I will leave you with this thought that is my favourite from this read:

“The really important kind of freedom involves attention and awareness and discipline, and being able truly to care about other people and to sacrifice for them over and over in myriad petty, unsexy ways every day.”

 

 

Lost Time: Lectures on Proust in a Soviet Prison Camp by Józef Czapski. Translated from the French by Eric Karpeles

Lost Time by Józef Czapski Title: Lost Time: Lectures on Proust in a Soviet Prison Camp
Author: Józef Czapski
Translated from the French by Eric Karpeles
Publisher: NYRB Classics
ISBN: 978-1681372587
Genre: Literary Speeches, Historical Narrative
Pages: 128
Source: Publisher
Rating: 5 stars

Off-late, I have been reading a lot about memory and the passage of time and that has happened quite organically. There is no planned reading list around it. It just happened by the by and one of those books happened to be Lost Time: Lectures on Proust in a Soviet Camp by Józef Czapski.

The concept of suffering isn’t new to humans. We have been suffering one way or the other – in one situation or the other for decades and centuries. Of course, a certain group of people suffer more at any given point, but again that’s not the point here. The point is resilience in the face of suffering, in the face of the unknown, to not have any idea of what will happen to you. What do you do then?
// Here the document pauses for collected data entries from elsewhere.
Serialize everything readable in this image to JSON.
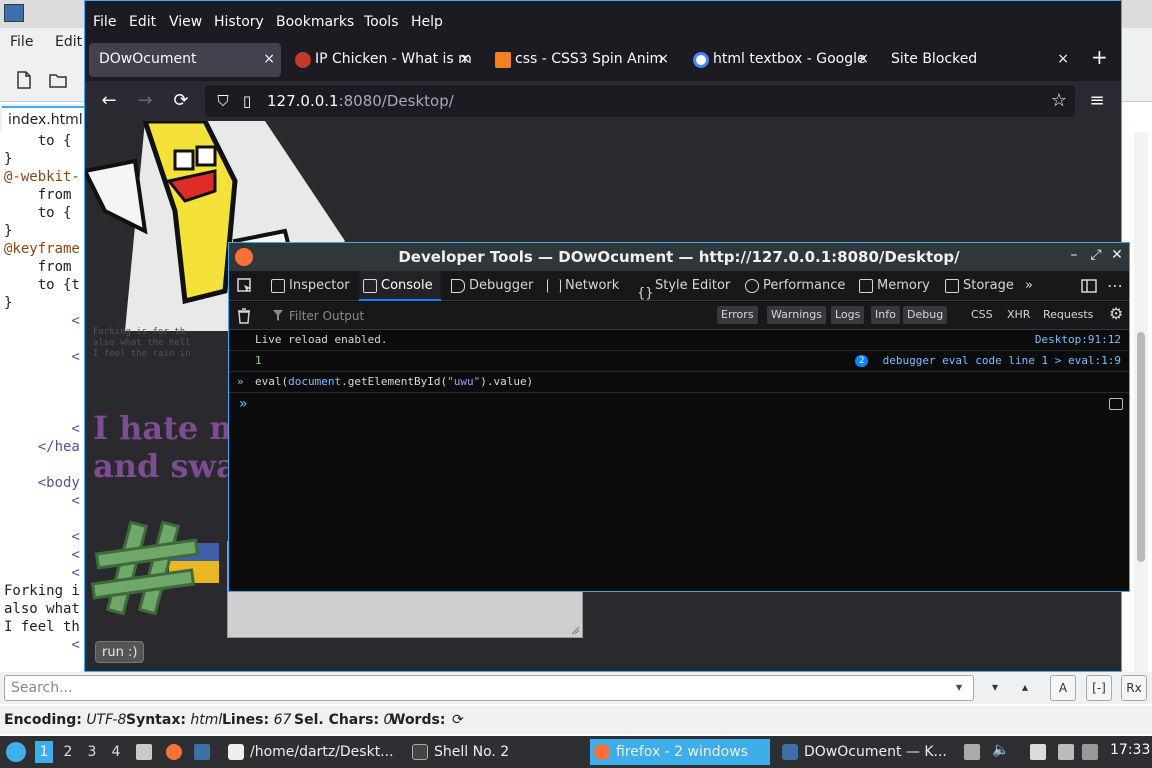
{
  "editor": {
    "menu": [
      "File",
      "Edit"
    ],
    "tab_label": "index.html",
    "code_lines": [
      {
        "text": "    to {",
        "cls": ""
      },
      {
        "text": "}",
        "cls": ""
      },
      {
        "text": "@-webkit-",
        "cls": "kw-at"
      },
      {
        "text": "    from ",
        "cls": ""
      },
      {
        "text": "    to {",
        "cls": ""
      },
      {
        "text": "}",
        "cls": ""
      },
      {
        "text": "@keyframe",
        "cls": "kw-at"
      },
      {
        "text": "    from ",
        "cls": ""
      },
      {
        "text": "    to {t",
        "cls": ""
      },
      {
        "text": "}",
        "cls": ""
      },
      {
        "text": "        <",
        "cls": "tag"
      },
      {
        "text": "",
        "cls": ""
      },
      {
        "text": "        <",
        "cls": "tag"
      },
      {
        "text": "",
        "cls": ""
      },
      {
        "text": "",
        "cls": ""
      },
      {
        "text": "",
        "cls": ""
      },
      {
        "text": "        <",
        "cls": "tag"
      },
      {
        "text": "    </hea",
        "cls": "tag"
      },
      {
        "text": "",
        "cls": ""
      },
      {
        "text": "    <body",
        "cls": "tag"
      },
      {
        "text": "        <",
        "cls": "tag"
      },
      {
        "text": "",
        "cls": ""
      },
      {
        "text": "        <",
        "cls": "tag"
      },
      {
        "text": "        <",
        "cls": "tag"
      },
      {
        "text": "        <",
        "cls": "tag"
      },
      {
        "text": "Forking i",
        "cls": ""
      },
      {
        "text": "also what",
        "cls": ""
      },
      {
        "text": "I feel th",
        "cls": ""
      },
      {
        "text": "        <",
        "cls": "tag"
      }
    ],
    "search_placeholder": "Search...",
    "search_buttons": [
      "A",
      "[-]",
      "Rx"
    ],
    "status": {
      "encoding_label": "Encoding:",
      "encoding_value": "UTF-8",
      "syntax_label": "Syntax:",
      "syntax_value": "html",
      "lines_label": "Lines:",
      "lines_value": "67",
      "selchars_label": "Sel. Chars:",
      "selchars_value": "0",
      "words_label": "Words:",
      "refresh_glyph": "⟳"
    }
  },
  "firefox": {
    "menu": [
      "File",
      "Edit",
      "View",
      "History",
      "Bookmarks",
      "Tools",
      "Help"
    ],
    "tabs": [
      {
        "label": "DOwOcument",
        "active": true,
        "favicon_color": ""
      },
      {
        "label": "IP Chicken - What is m",
        "active": false,
        "favicon_color": "#c0392b"
      },
      {
        "label": "css - CSS3 Spin Anim",
        "active": false,
        "favicon_color": "#f48024"
      },
      {
        "label": "html textbox - Google",
        "active": false,
        "favicon_color": "#4285f4"
      },
      {
        "label": "Site Blocked",
        "active": false,
        "favicon_color": ""
      }
    ],
    "tab_close_glyph": "×",
    "newtab_glyph": "+",
    "nav": {
      "back": "←",
      "forward": "→",
      "reload": "⟳",
      "shield": "⛉",
      "page": "▯",
      "star": "☆",
      "menu": "≡"
    },
    "url_host": "127.0.0.1",
    "url_path": ":8080/Desktop/",
    "page": {
      "small_text": "Forking is for th\nalso what the hell\nI feel the rain in",
      "heading": "I hate m\nand swa",
      "run_button": "run :)"
    }
  },
  "devtools": {
    "title": "Developer Tools — DOwOcument — http://127.0.0.1:8080/Desktop/",
    "controls": {
      "min": "–",
      "max": "⤢",
      "close": "✕"
    },
    "tools": [
      {
        "label": "Inspector",
        "active": false
      },
      {
        "label": "Console",
        "active": true
      },
      {
        "label": "Debugger",
        "active": false
      },
      {
        "label": "Network",
        "active": false
      },
      {
        "label": "Style Editor",
        "active": false
      },
      {
        "label": "Performance",
        "active": false
      },
      {
        "label": "Memory",
        "active": false
      },
      {
        "label": "Storage",
        "active": false
      }
    ],
    "more_glyph": "»",
    "kebab_glyph": "⋯",
    "filter_placeholder": "Filter Output",
    "filter_levels": [
      "Errors",
      "Warnings",
      "Logs",
      "Info",
      "Debug"
    ],
    "filter_types": [
      "CSS",
      "XHR",
      "Requests"
    ],
    "messages": [
      {
        "text": "Live reload enabled.",
        "source": "Desktop:91:12",
        "badge": ""
      },
      {
        "text": "1",
        "source": "debugger eval code line 1 > eval:1:9",
        "badge": "2"
      }
    ],
    "command": {
      "prefix": "eval(",
      "obj": "document",
      "method": ".getElementById(",
      "arg": "\"uwu\"",
      "suffix": ").value)"
    },
    "prompt_glyph": "»"
  },
  "taskbar": {
    "desktops": [
      "1",
      "2",
      "3",
      "4"
    ],
    "items": [
      {
        "label": "/home/dartz/Deskt...",
        "active": false,
        "icon_color": "#eee"
      },
      {
        "label": "Shell No. 2",
        "active": false,
        "icon_color": "#444"
      },
      {
        "label": "firefox - 2 windows",
        "active": true,
        "icon_color": "#ff7139"
      },
      {
        "label": "DOwOcument — K...",
        "active": false,
        "icon_color": "#3d6fa8"
      }
    ],
    "clock": "17:33"
  }
}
Lost Time is a book of lectures given by Czapski when he was a prisoner of war during the Second World War in a Soviet camp, as the title suggests. We Tell Ourselves Stories in Order to Live, said Joan Didion in The White Album and it couldn’t be truer. Don’t we all at some level tell stories in order to survive? Whether it is merely surviving the mundane day after day or when we are caught in an extraordinary situation like Scheherazade’s?

These lectures brought Proust’s In Search of Lost Time to life for prison inmates. This slim volume is a collection of some of those lectures that Czapski gave, depending solely on memory (so befitting to Proust) – sketching characters, places, and time, thereby evoking so many emotions on the spectrum within the inmates. Also, it is so strange to be talking of Proust in a prison camp – the volumes of aristocracy, elegance, and grace – only to prove that Proust can be felt by all.

At the same time, what I love about this book is that it is an easy read. Czapski made Proust accessible – and perhaps may even encourage you to read Proust once you are done reading Lost Time. You don’t need to read it first. Also, Proust in Gulag – does it seem to say a lot about the human condition and how we are as a species? Czapski’s love for the master is evident – through every speech – he merges Proust’s life with the six volumes and that to me is magnificent. I just wish this book were longer. I wish there were more speeches. A definite must-read. For Proust lovers and the non-lovers as well.